Jury selection begins in trial of Boston Marathon bombing suspect

The federal courthouse in Boston where jury selection began Monday in the Boston Marathon bombing case.
(Andrew Burton / Getty Images)

A federal judge began the search for a jury in the Boston Marathon bombing case, holding two preliminary sessions with jury candidates Monday and asking defendant Dzhokhar Tsarnaev to stand and present himself to those who may decide whether he lives or dies.

The 21-year-old Russian immigrant and former college student appeared thin and pale in a brown sweater and white slacks, his beard trimmed and thick brown hair tousled over his ears.

Potential jurors in the capital murder case strained for a good look, watching as Tsarnaev crossed his hands and at times appeared somewhat bored.


Unseen was the anger that others remember of him in the days after the 2013 bombings, or the dazed and gravely injured figure caught at night hiding in a boat in Watertown, a Boston suburb.
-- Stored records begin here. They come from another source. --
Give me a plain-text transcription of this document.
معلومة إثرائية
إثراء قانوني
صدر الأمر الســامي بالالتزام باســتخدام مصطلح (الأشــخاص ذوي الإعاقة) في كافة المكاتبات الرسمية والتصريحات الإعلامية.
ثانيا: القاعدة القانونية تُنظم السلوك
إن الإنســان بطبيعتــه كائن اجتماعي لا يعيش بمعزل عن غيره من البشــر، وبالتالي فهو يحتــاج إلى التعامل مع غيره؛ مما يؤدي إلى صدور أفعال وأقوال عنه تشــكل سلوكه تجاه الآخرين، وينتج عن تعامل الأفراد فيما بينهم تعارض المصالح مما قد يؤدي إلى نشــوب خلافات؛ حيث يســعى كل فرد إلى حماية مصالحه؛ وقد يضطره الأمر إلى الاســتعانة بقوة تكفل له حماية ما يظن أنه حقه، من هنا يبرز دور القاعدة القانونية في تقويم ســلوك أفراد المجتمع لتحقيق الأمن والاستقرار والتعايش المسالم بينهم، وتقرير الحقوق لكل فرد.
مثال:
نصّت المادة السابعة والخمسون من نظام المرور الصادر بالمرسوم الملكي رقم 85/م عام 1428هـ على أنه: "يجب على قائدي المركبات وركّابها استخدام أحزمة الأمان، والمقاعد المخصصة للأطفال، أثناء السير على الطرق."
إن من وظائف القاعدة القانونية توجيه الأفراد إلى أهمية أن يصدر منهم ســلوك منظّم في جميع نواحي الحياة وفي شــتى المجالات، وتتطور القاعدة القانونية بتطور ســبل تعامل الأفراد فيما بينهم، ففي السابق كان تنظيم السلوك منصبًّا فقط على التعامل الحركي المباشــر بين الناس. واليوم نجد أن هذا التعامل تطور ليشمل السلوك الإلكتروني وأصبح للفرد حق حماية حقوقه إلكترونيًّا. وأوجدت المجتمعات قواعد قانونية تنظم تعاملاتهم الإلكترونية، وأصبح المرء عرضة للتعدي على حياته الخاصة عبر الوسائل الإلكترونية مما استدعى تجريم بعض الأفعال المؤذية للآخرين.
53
U.S. District Judge George A. O’Toole Jr. has repeatedly rejected requests from Tsarnaev’s legal team to move the trial out of the Boston area, deflecting the lawyers’ insistence that Tsarnaev cannot receive a fair trial in an emotionally scarred city still grappling with the worst U.S. terrorist attack since Sept. 11, 2001. Three people were killed and 260 others injured when two pressure-cooker bombs exploded near the finish line.
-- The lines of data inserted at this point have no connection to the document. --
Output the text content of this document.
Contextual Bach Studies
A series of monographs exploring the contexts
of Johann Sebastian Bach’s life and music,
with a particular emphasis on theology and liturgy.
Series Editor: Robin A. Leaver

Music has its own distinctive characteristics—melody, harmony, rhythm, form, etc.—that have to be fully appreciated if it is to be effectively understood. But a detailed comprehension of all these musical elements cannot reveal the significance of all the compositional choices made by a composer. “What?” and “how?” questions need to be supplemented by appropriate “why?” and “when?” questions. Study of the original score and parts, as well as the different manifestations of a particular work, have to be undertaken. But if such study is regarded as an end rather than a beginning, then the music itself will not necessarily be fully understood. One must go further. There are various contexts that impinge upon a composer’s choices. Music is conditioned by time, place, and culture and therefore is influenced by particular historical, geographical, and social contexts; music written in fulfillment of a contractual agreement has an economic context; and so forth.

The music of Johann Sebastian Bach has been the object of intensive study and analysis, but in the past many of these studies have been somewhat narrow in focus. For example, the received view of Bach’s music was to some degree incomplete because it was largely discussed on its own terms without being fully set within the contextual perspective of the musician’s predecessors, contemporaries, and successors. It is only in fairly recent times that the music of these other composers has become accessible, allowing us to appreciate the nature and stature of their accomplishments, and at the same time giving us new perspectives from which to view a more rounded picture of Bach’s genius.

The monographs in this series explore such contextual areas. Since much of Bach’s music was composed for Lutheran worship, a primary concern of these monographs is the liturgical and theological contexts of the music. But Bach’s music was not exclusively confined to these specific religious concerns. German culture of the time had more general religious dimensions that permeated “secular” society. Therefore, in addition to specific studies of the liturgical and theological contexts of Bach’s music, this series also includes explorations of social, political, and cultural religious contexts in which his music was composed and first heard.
Tsarnaev has pleaded not guilty to 30 felony charges, including 17 that carry the death penalty, such as using a weapon of mass destruction.

In morning and afternoon sessions, held in the packed jury assembly hall at the federal courthouse along the Boston waterfront, O’Toole told the jury candidates that they must be able to set aside any preconceived notions of guilt or innocence and grant Tsarnaev a fair and impartial trial.
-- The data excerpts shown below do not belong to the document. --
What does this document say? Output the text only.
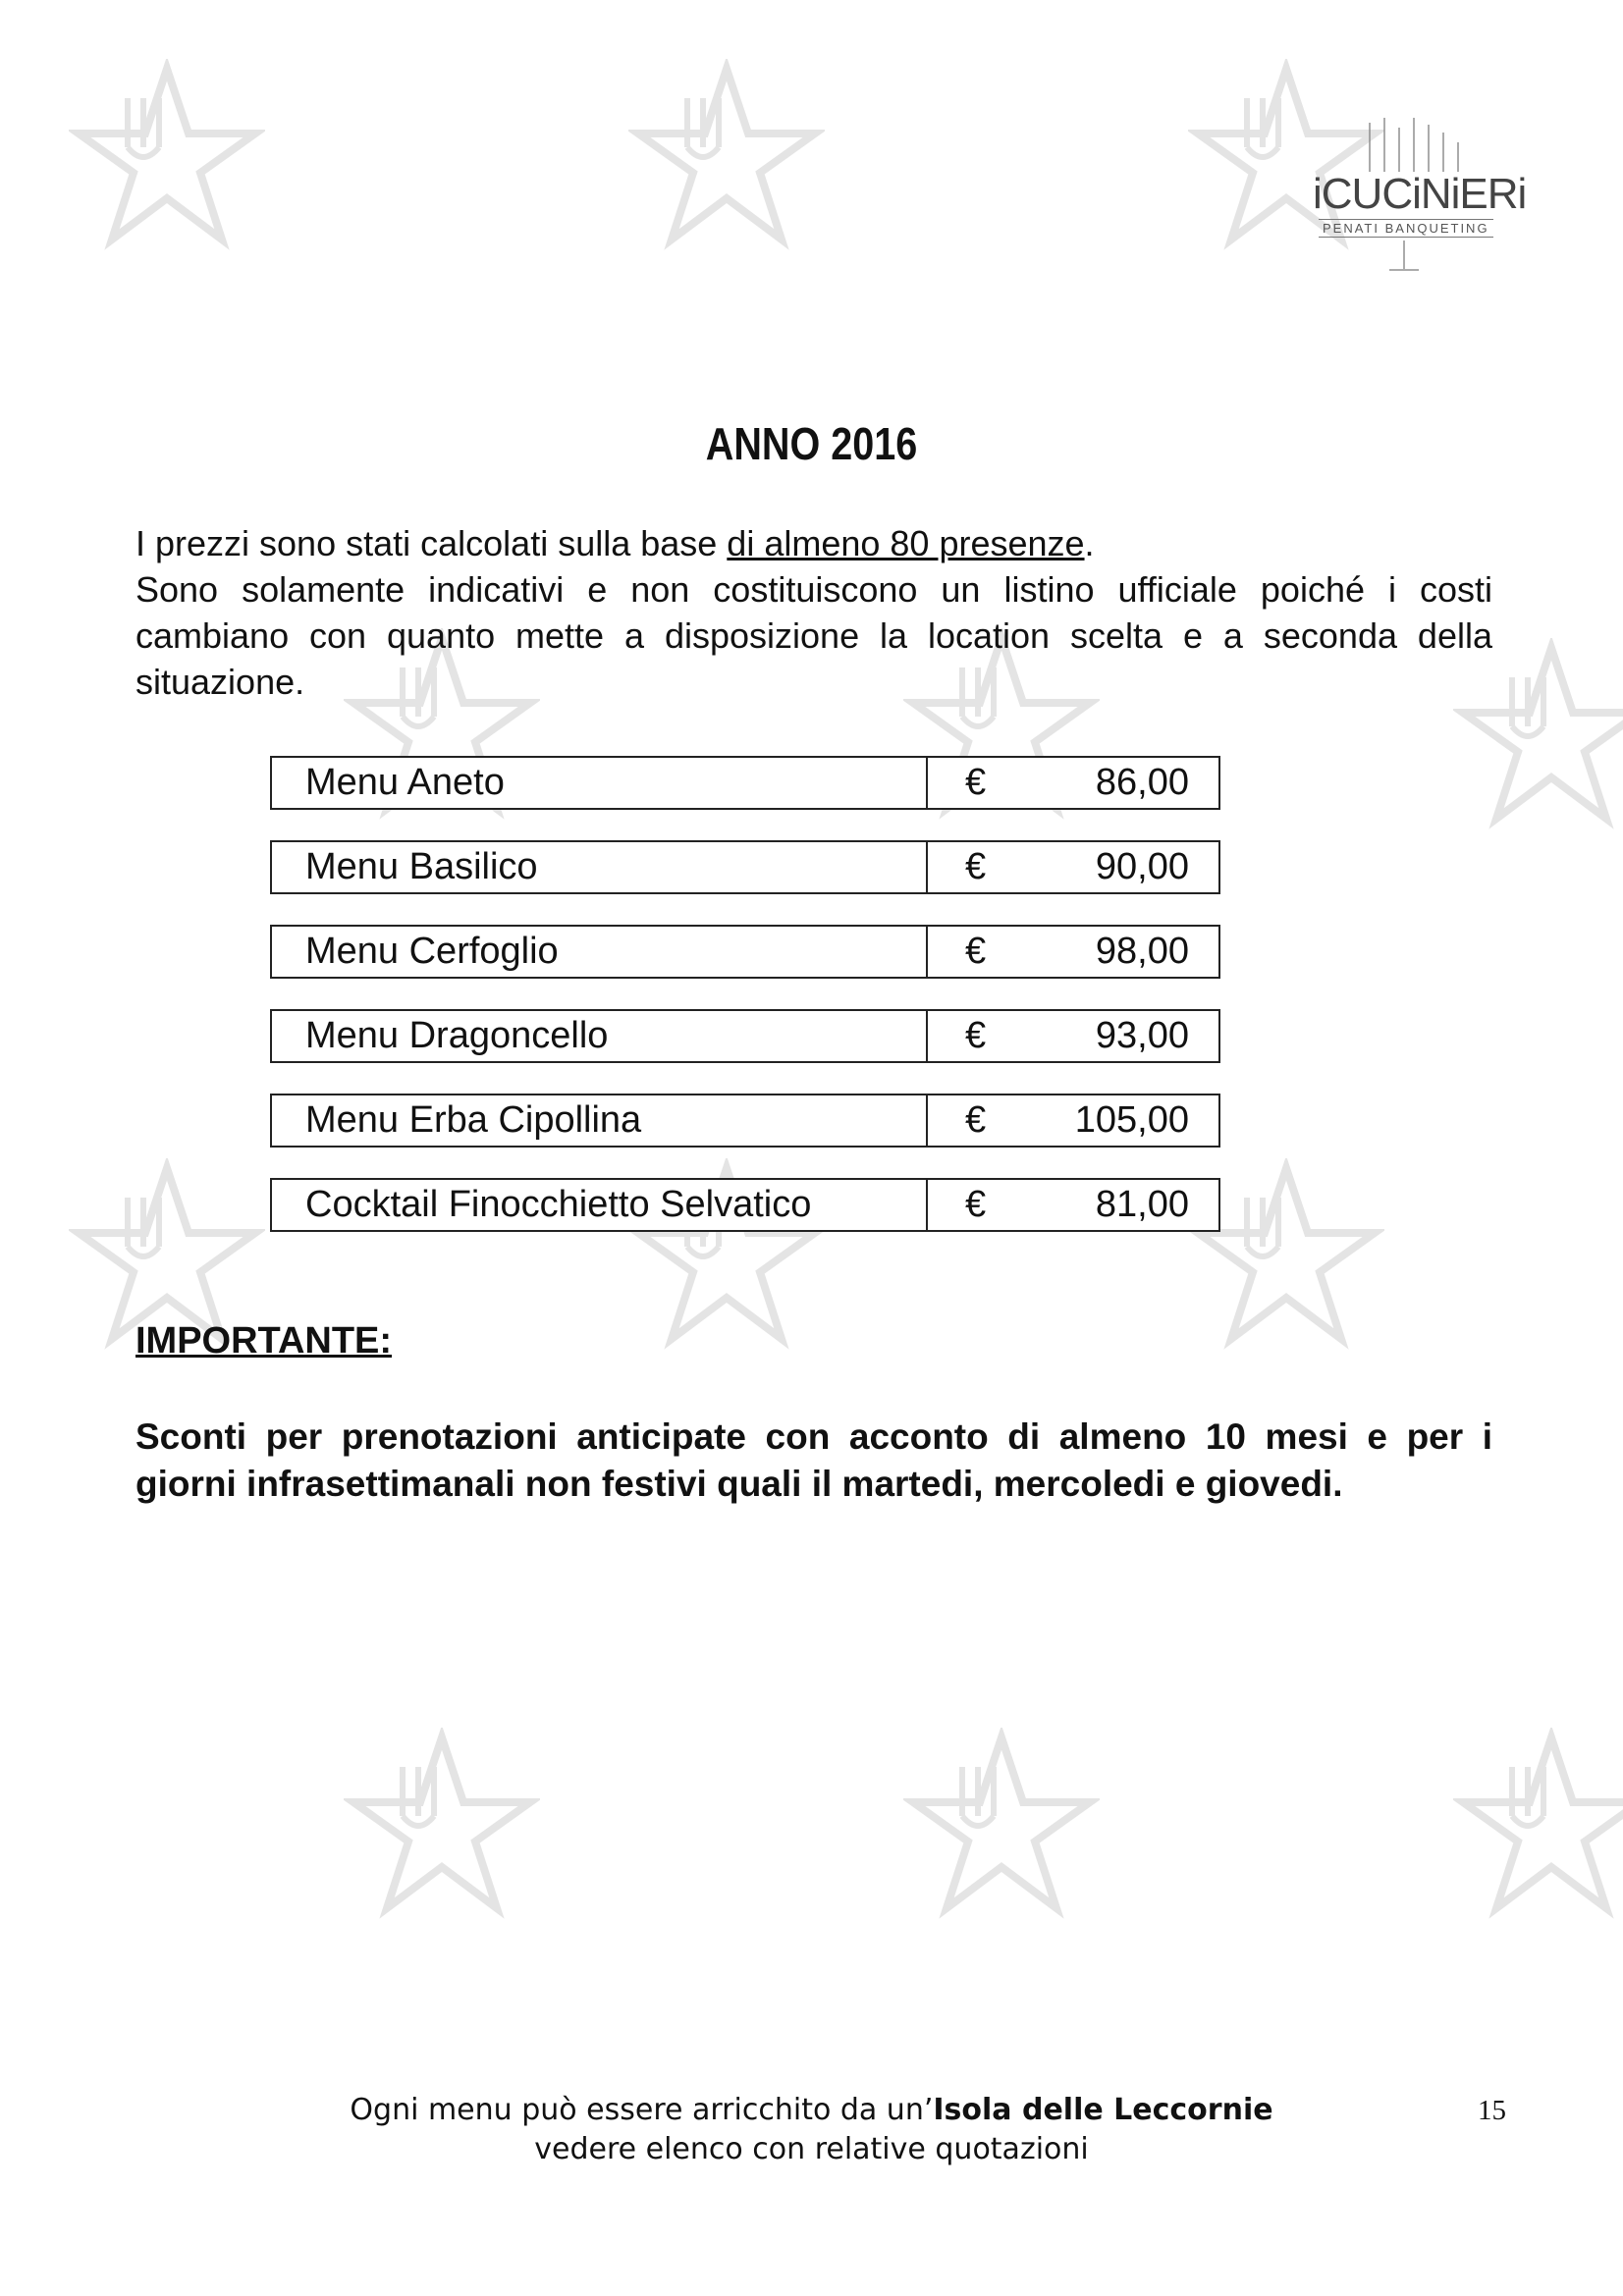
iCUCiNiERi
PENATI BANQUETING
ANNO 2016

I prezzi sono stati calcolati sulla base di almeno 80 presenze.

Sono solamente indicativi e non costituiscono un listino ufficiale poiché i costi cambiano con quanto mette a disposizione la location scelta e a seconda della situazione.

Menu Aneto	€	86,00
Menu Basilico	€	90,00
Menu Cerfoglio	€	98,00
Menu Dragoncello	€	93,00
Menu Erba Cipollina	€ 105,00
Cocktail Finocchietto Selvatico	€	81,00
IMPORTANTE:
Sconti per prenotazioni anticipate con acconto di almeno 10 mesi e per i giorni infrasettimanali non festivi quali il martedi, mercoledi e giovedi.
Ogni menu può essere arricchito da un’Isola delle Leccornie
vedere elenco con relative quotazioni
15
O’Toole said the jury — not he, the lawyers, the media or the community — will decide whether Tsarnaev is guilty, and if so, whether he should be sentenced to death or spend the rest of his life in prison without the possibility of parole.

“What you do need is a commitment to justice,” he told the potential jurors, 1,200 of whom will be summoned this week.


The prospective jurors appeared solemn and sincere as O’Toole spoke of citizenship and constitutional duty.

According to an order the judge filed Monday afternoon, the prosecutors and defense lawyers, as well as the judge himself, are to begin reviewing lengthy questionnaires the candidates fill out.

The judge admonished them to answer the questions “thoughtfully, honestly and completely.” He warned, “Your answers must be truthful and signed under penalty of perjury.”

The questionnaires are sealed, as are most of the filings in the case. They are thought to deal with each person’s background, what he or she already knows about the case, and whether he or she can fairly judge Tsarnaev.

O’Toole’s order said he planned to start individual questioning of the jury candidates “as soon as practicable,” but not before Jan. 15. Forty will be questioned each day.

The chosen 12 jurors and six alternates must show that they would be willing to sentence Tsarnaev to death if the government proves beyond a reasonable doubt that he and his older brother, Tamerlan Tsarnaev, were responsible for the twin bombings. Tamerlan Tsarnaev was killed in a police shootout days after the attack.


A death sentence must be unanimous; otherwise, if convicted, Tsarnaev would get life without parole. If he is acquitted, he would be set free.

O’Toole said he hoped to start testimony by Jan. 26. He told the jury groups that the trial could last three to four months.

Finding an impartial jury may not be easy. A Boston Globe poll in July showed that 62% of residents agreed with the Justice Department’s decision to seek the death penalty, while 29% disagreed.

Massachusetts has not executed anyone since 1947, and has not had a state death penalty statute since the early 1980s.

In the federal court system, just four people have been executed since 1963. They came from criminal cases in Iowa, Oklahoma and Texas, including convicted Oklahoma City bomber Timothy McVeigh. The 1963 case involved Victor Feguer, a convicted murderer. He was hung after his appeal for clemency was denied by President Kennedy.